Am Freitag berichteten zudem deutsche Parlamentarier von Zeichen der Entspannung beim Besuch der Nato-Basis in Konya.

„Freundlich und höflich“

„Man hat deutlich gemerkt, dass es kein Interesse gab, Probleme noch mit Problemen anzuschärfen“, sagte der Vorsitzende des Verteidigungsausschusses im Bundestag, Wolfgang Hellmich (SPD), der Deutschen Presse-Agentur am Freitag kurz vor dem Rückflug. Die türkischen Regierungsvertreter hätten den Abgeordneten vor Ort mitgeteilt, dass sie die „hohe Bedeutung des Besuchsrecht sehr deutlich erkennen und sehr deutlich sehen“.

„Man hat uns freundlich und höflich behandelt“, berichtete auch der Grünen-Politiker Tobias Lindner der dpa. Man habe aber nicht über das das Kernproblem des deutsch-türkischen Zwists geredet. „Ob das am Ende dauerhaft das Problem löst, ob die Kuh vom Eis ist, das wird sich zeigen.“

Die Bundesregierung hatte zuletzt den Tonfall gegenüber der Türkei verschärft. Kanzlerin Angela Merkel (CDU) hatte sich zuletzt beim TV-Duell zur Bundestagswahl wie ihr SPD-Herausforderer Martin Schulz klar gegen einen EU-Beitritt der Türkei ausgesprochen. Die Kanzlerin hatte dabei angekündigt, sie wolle nun mit ihren EU-Kollegen darüber sprechen, "ob wir hier zu einer gemeinsamen Position kommen können und diese Beitrittsverhandlungen auch beenden können". In der EU gibt es allerdings Widerstand.

An Streitpunkten mangelt es weiterhin nicht

Die Reise nach Konya hatte eigentlich schon im Juli stattfinden sollen. Die türkische Regierung von Präsident Recep Tayyip Erdogan hatte den Besuch aber lange verhindert - unter Hinweis auf die derzeit miserablen bilateralen Beziehungen. Allerdings: Der nun geschehene Truppenbesuch deutscher Abgeordneter in der Türkei unter Nato-Führung sei „natürlich keine dauerhaft tragfähgige Lösung“, sagte ein Sprecher des Auswärtigen Amts am Freitag in Berlin. Man müsse andere Möglichkeiten finden, die „politisch etwas geschmeidiger sind als das was wir in den letzten Monaten erlebt haben“.

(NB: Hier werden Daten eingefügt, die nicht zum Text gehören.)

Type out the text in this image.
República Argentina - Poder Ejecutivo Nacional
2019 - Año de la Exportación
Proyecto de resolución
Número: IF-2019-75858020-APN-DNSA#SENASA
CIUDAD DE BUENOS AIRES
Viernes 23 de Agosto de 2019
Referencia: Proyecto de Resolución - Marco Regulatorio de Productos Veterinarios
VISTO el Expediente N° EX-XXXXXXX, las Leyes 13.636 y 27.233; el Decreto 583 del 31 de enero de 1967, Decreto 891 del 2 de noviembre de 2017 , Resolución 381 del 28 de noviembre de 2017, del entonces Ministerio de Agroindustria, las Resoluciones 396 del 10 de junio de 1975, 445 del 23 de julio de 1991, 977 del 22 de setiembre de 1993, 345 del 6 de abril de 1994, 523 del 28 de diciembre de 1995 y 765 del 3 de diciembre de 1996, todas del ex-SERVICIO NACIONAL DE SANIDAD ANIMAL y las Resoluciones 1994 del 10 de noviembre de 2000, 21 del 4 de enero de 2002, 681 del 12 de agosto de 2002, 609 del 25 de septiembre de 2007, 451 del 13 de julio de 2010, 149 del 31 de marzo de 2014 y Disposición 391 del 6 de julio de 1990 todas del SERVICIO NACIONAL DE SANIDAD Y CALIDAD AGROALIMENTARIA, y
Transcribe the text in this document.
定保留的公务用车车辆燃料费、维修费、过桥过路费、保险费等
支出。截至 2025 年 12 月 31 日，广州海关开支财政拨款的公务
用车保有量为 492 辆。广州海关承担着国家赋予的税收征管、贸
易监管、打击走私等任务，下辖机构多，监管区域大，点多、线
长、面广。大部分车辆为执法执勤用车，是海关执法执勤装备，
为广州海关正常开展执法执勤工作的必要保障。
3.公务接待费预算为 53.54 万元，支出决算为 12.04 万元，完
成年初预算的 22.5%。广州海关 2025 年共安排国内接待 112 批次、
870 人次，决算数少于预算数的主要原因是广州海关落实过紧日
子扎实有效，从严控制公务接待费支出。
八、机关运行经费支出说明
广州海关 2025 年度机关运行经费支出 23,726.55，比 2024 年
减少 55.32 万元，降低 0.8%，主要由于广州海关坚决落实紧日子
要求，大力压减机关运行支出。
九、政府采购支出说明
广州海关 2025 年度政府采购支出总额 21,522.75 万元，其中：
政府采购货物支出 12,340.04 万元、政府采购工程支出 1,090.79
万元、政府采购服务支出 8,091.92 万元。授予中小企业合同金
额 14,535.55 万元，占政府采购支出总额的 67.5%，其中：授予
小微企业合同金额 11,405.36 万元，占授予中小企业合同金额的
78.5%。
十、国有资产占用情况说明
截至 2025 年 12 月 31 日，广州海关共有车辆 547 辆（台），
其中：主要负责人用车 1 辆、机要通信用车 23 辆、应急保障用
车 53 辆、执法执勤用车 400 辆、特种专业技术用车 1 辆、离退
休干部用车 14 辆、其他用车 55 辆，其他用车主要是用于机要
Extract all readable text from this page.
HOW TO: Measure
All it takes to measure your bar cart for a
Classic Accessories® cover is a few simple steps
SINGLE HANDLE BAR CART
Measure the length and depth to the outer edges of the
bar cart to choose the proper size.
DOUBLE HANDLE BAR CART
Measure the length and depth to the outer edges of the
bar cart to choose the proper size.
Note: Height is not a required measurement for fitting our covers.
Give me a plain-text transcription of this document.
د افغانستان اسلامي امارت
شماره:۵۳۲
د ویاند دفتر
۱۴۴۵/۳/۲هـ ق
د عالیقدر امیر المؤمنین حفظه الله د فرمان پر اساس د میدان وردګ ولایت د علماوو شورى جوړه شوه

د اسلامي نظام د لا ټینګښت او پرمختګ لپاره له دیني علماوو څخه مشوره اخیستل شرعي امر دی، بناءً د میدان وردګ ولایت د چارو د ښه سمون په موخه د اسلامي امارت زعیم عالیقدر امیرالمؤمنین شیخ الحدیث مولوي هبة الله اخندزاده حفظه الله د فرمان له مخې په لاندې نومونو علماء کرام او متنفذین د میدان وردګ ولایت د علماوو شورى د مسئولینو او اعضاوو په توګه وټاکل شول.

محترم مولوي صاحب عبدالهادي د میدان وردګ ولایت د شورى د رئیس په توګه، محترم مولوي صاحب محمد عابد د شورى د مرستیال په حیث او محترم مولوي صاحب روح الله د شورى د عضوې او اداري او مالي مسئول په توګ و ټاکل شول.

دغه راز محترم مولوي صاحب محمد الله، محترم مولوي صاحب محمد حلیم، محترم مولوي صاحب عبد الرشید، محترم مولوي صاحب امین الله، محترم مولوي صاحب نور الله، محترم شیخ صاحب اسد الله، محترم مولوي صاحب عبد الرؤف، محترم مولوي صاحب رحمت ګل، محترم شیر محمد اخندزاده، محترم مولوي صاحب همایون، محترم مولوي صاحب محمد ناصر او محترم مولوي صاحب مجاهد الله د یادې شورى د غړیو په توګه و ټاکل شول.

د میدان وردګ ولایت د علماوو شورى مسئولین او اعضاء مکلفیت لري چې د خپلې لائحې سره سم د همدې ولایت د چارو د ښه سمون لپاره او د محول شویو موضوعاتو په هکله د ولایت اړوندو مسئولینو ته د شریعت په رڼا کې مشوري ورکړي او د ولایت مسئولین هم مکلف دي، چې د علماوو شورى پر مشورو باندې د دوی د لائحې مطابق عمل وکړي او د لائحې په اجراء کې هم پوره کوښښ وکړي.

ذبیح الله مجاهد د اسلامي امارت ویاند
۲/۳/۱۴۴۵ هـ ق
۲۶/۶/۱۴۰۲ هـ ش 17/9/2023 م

Auch an weiteren Streitpunkten mangelt es weiterhin nicht: Erdogan hatte Merkel und Schulz zuletzt wieder mit Nazi-Vergleichen bedacht. EU-Minister Ömer Celik warf Deutschland am Freitag einen „Missbrauch der EU“ vor. Und nach wie vor befinden sich mehrere Deutsche in der Türkei in Haft - darunter der Journalist Deniz Yücel. In der Südost-Türkei wurde zudem nun ein Verfahren wegen Terrorverdachts gegen eine Deutsche eröffnet.